Race and Ethnicity Keyword Thesaurus for Chronicling America: A New Tool on EDSITEment
Samantha Gilmore, PhD student in the English department at the University of Nebraska-Lincoln, completed this project for her NEH Pathways Internship in the Division of Preservation and Access during the summer of 2022.
We are pleased to introduce a new media resource on NEH’s EDSITEment platform, Race and Ethnicity Keyword Thesaurus, to aid and encourage researchers of all levels searching the almost 20 million pages of historical newspaper content in Chronicling America. We have created this resource because the language we use to talk about race and ethnicity evolves over time. To access the histories of these words and the people they described in the eighteenth, nineteenth, and twentieth centuries, a researcher must use the language of the editors, publishers, and writers of these times.
The National Digital Newspaper Program (NDNP) has expanded significantly in recent years, and this new thesaurus assists in the accessing of Chronicling America’s vast holdings. NDNP began in 2012 to allow for the selection of titles in a small number of Western European languages; beginning in 2016, the Library of Congress expanded the language capabilities of Chronicling America to allow submission in more than 500 languages from across the globe. Currently, Chronicling America includes 22 languages other than English. In 2016, NEH and the Library of Congress also extended the date range of NDNP to include newspapers in the public domain published between 1690 and 1963. By expanding the temporal, geographical, and linguistic reach of Chronicling America as well as by including more newspapers from underrepresented communities, Chronicling America may encompass a fuller range of subject matters that are critically important to U.S. history. This, of course, includes more newspapers addressing the diverse racial and ethnic makeup of our nation.
Newspapers use the language of their time, and their pages often contain biased, offensive, and outdated words and images that are now considered to be harmful. To prepare users for the potentially harmful content they will encounter when consulting the thesaurus we have included a “Harmful Language Warning” pop-up that appears on pages containing offensive or derogatory content.
This pop-up reminds users to take a physical and mental pause when reading these words to consider the ways this language has been used to oppress communities of people. The terms themselves detail the complicated and painful relationship that the country has had with understanding race and ethnicity, and they remind us that language holds power in the ways it can support or dismantle systems of oppression. Searching for these keywords helps reveal the prejudice found within the newspapers in Chronicling America and also traces the growth and evolution of our conversations about race throughout the history of our country.
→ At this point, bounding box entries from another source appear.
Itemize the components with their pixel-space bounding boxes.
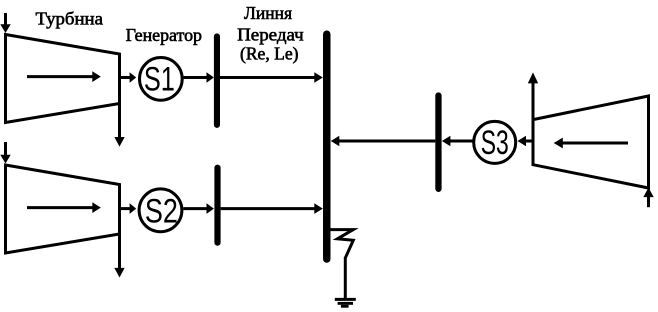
label "Генератор": [126, 25, 203, 45]
label "Турбнна": [36, 9, 104, 29]
svg-text:Генератор: Генератор: [126, 25, 203, 45]
svg-text:Турбнна: Турбнна: [36, 9, 104, 29]
shaft T2 to S2: [120, 203, 137, 214]
generator S2: [139, 189, 182, 232]
ground symbol: [335, 299, 356, 307]
wire B1 to main bus (line Re,Le): [220, 72, 323, 83]
wire S1 to busbar B1: [184, 72, 214, 83]
turbine T2 flow arrow: [27, 202, 101, 213]
wire B2 to main bus: [221, 203, 323, 214]
svg-text:Передач: Передач: [237, 25, 304, 45]
turbine T1 flow arrow: [27, 71, 101, 82]
shaft T3 to S3: [518, 136, 532, 147]
wire B3 to S3: [442, 136, 473, 147]
turbine T3 flow arrow (leftward): [554, 138, 628, 149]
turbine T2 steam inlet arrow: [0, 142, 10, 164]
turbine T1 exhaust arrow: [114, 104, 124, 147]
turbine T1 steam inlet arrow: [0, 13, 10, 33]
turbine T3 exhaust arrow (up): [528, 72, 538, 119]
svg-text:S3: S3: [481, 124, 509, 162]
turbine T2 body: [6, 165, 120, 253]
wire S2 to busbar B2: [183, 203, 214, 214]
generator S3: [474, 121, 516, 163]
svg-text:(Re, Le): (Re, Le): [240, 43, 299, 63]
svg-text:Линня: Линня: [244, 3, 292, 23]
label "Линня Передач (Re, Le)": [237, 3, 304, 64]
svg-text:S2: S2: [145, 192, 178, 230]
busbar B2: [214, 168, 220, 243]
wire main bus to busbar B3: [331, 136, 436, 147]
turbine T3 body: [533, 96, 649, 188]
main bus (Линня Передач): [323, 34, 331, 259]
svg-text:S1: S1: [144, 61, 175, 99]
turbine T3 inlet arrow (up, bottom right): [643, 188, 653, 208]
turbine T2 exhaust arrow: [114, 234, 124, 278]
ground wire: [344, 257, 347, 299]
generator S1: [140, 58, 183, 101]
ground tap zigzag from main bus: [331, 230, 354, 258]
turbine T1 body: [6, 35, 120, 123]
busbar B1: [214, 36, 220, 125]
shaft T1 to S1: [120, 72, 137, 83]
busbar B3: [435, 96, 441, 189]
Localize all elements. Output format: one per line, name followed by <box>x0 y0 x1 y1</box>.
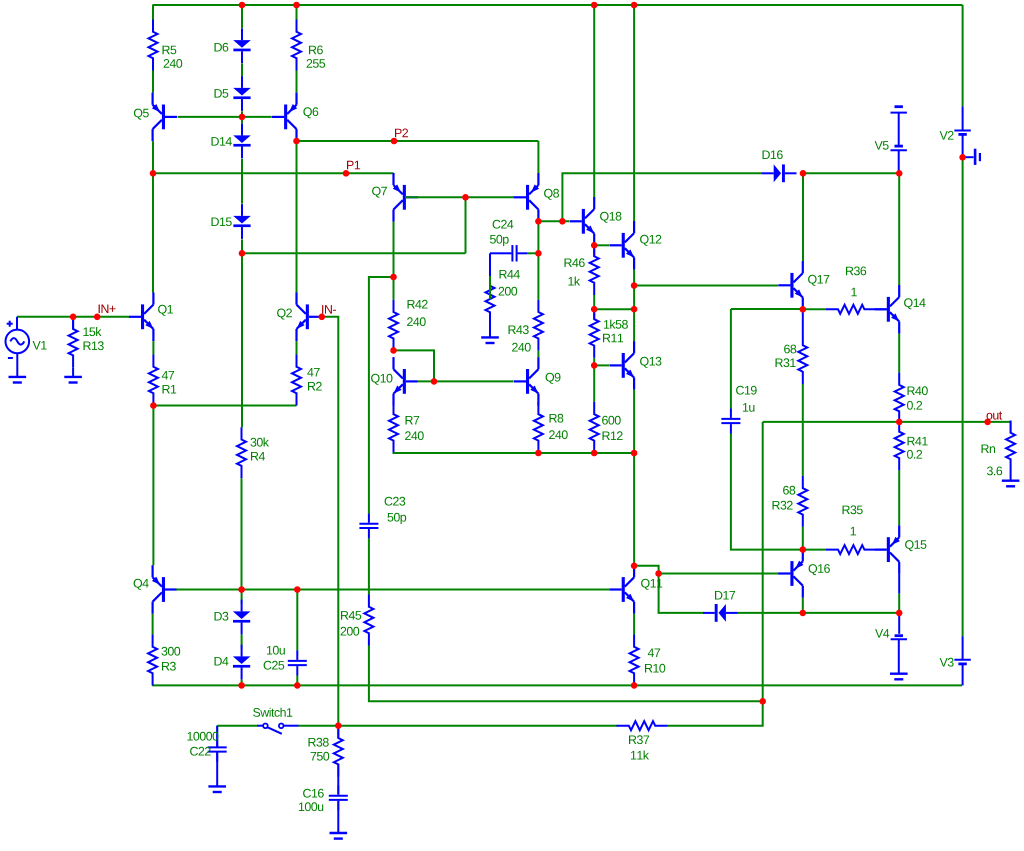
junction Q17 emitter node <box>800 306 807 313</box>
wire <box>152 406 154 566</box>
node out dot <box>984 419 991 426</box>
label Q18 <box>600 212 621 223</box>
wire <box>633 614 635 635</box>
wire <box>393 222 395 277</box>
junction <box>559 218 566 225</box>
lead Q15 collector <box>898 574 900 594</box>
wire Q7-Q8 base node <box>405 196 515 198</box>
wire Q12 collector to rail <box>633 5 635 221</box>
label D16 <box>763 150 783 159</box>
label R45 <box>341 611 361 620</box>
label Q7 <box>372 187 387 198</box>
junction Q13 base node <box>591 362 598 369</box>
label R10 <box>645 664 665 673</box>
junction Q10-Q9 base node <box>431 378 438 385</box>
wire <box>1010 422 1012 433</box>
label 255 <box>307 59 326 68</box>
junction <box>800 610 807 617</box>
wire <box>296 676 298 686</box>
node P1 dot <box>343 170 350 177</box>
resistor R38 <box>334 726 343 777</box>
lead V2 <box>962 134 964 157</box>
junction <box>631 682 638 689</box>
label 240 <box>512 343 531 352</box>
lead R38-C16 <box>337 764 339 794</box>
wire Q16 base wire <box>659 573 779 575</box>
junction <box>800 170 807 177</box>
label out <box>987 412 1003 420</box>
label R8 <box>550 414 564 423</box>
diode D17 <box>703 604 738 622</box>
label 10u <box>267 646 285 655</box>
wire Q8-Q18 base link <box>538 220 569 222</box>
battery V2 <box>954 131 970 135</box>
label R31 <box>776 358 796 367</box>
label R13 <box>84 341 104 350</box>
label 47 <box>162 371 174 380</box>
diode D5 <box>233 76 251 111</box>
junction V4 node <box>896 610 903 617</box>
junction R13 top <box>70 314 77 321</box>
wire <box>634 566 659 574</box>
lead C22 <box>216 753 218 787</box>
wire C19 top <box>731 308 803 310</box>
wire <box>217 725 257 727</box>
wire input <box>17 316 129 318</box>
junction <box>631 2 638 9</box>
wire <box>216 726 218 737</box>
wire node P1 <box>153 172 394 174</box>
wire <box>537 402 539 406</box>
label P2 <box>395 129 408 138</box>
resistor R7 <box>389 402 398 453</box>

Launching from a main search guide, seven umbrella groups are listed, and then, within each group, there are keyword entries that describe terms that could be used to search Chronicling America.
Every keyword entry includes similar terms, definitions, and information about past usage, including examples of these terms being used in Chronicling America newspapers. For example, searching the phrase “African American” in Chronicling America produces only 671 results, with the earliest result occurring in 1814. This search produces zero results from the eighteenth century, so almost 40 years (1777-1814) of print is missed by using this phrase. If you search the term “Negro,” however, 2,686,588 results from May 29, 1777 to December 31, 1963, are returned. While “African American” is a phrase we are familiar with in our current time, these results, when compared, show how infrequently it was used in previous centuries. By searching Chronicling America only for terms that we would use today, we overlook millions of articles and countless stories remain unfound.
Each entry also encourages users to take advantage of a relatively unique feature of Chronicling America: a user can see the way in which the computer “reads” the newspaper image through Optical Character Recognition (OCR) software. Proprietary newspaper databases do not usually make their underlying OCR visible to users, so we cannot know what we are searching and what we are not searching. What in common parlance is referred to as “dirty OCR” is the equivalent of dirty laundry for proprietary companies: they do not want users to see it because they do not want us to know the mistakes and omissions it contains. Because profit does not motivate the production of Chronicling America, it can make the messiness of newspaper digitization more transparent. That means a user can view the “dirty OCR” for their search. For each thesaurus entry, we have included a section called “OCR Considerations, or ‘How the Computer Sees it.’” Historical newspapers found in Chronicling America are often digitized from microform copies of the original pages, which makes for some messy images full of smudges, blurs, and imperfections. These imperfections can cause some words to be read differently, that is, a smudge on a “c” might be read as an “e,” so a search for “Hispanic” would not include any results in which OCR has read the word as “Hispanie.”
Including these variants in searches helps users to maximize their search results within Chronicling America’s collection.
Ultimately, it is our hope that the Race and Ethnicity Keyword Thesaurus will help users uncover lesser known histories in Chronicling America, as well as reflect on the ways that language has changed throughout U.S. history.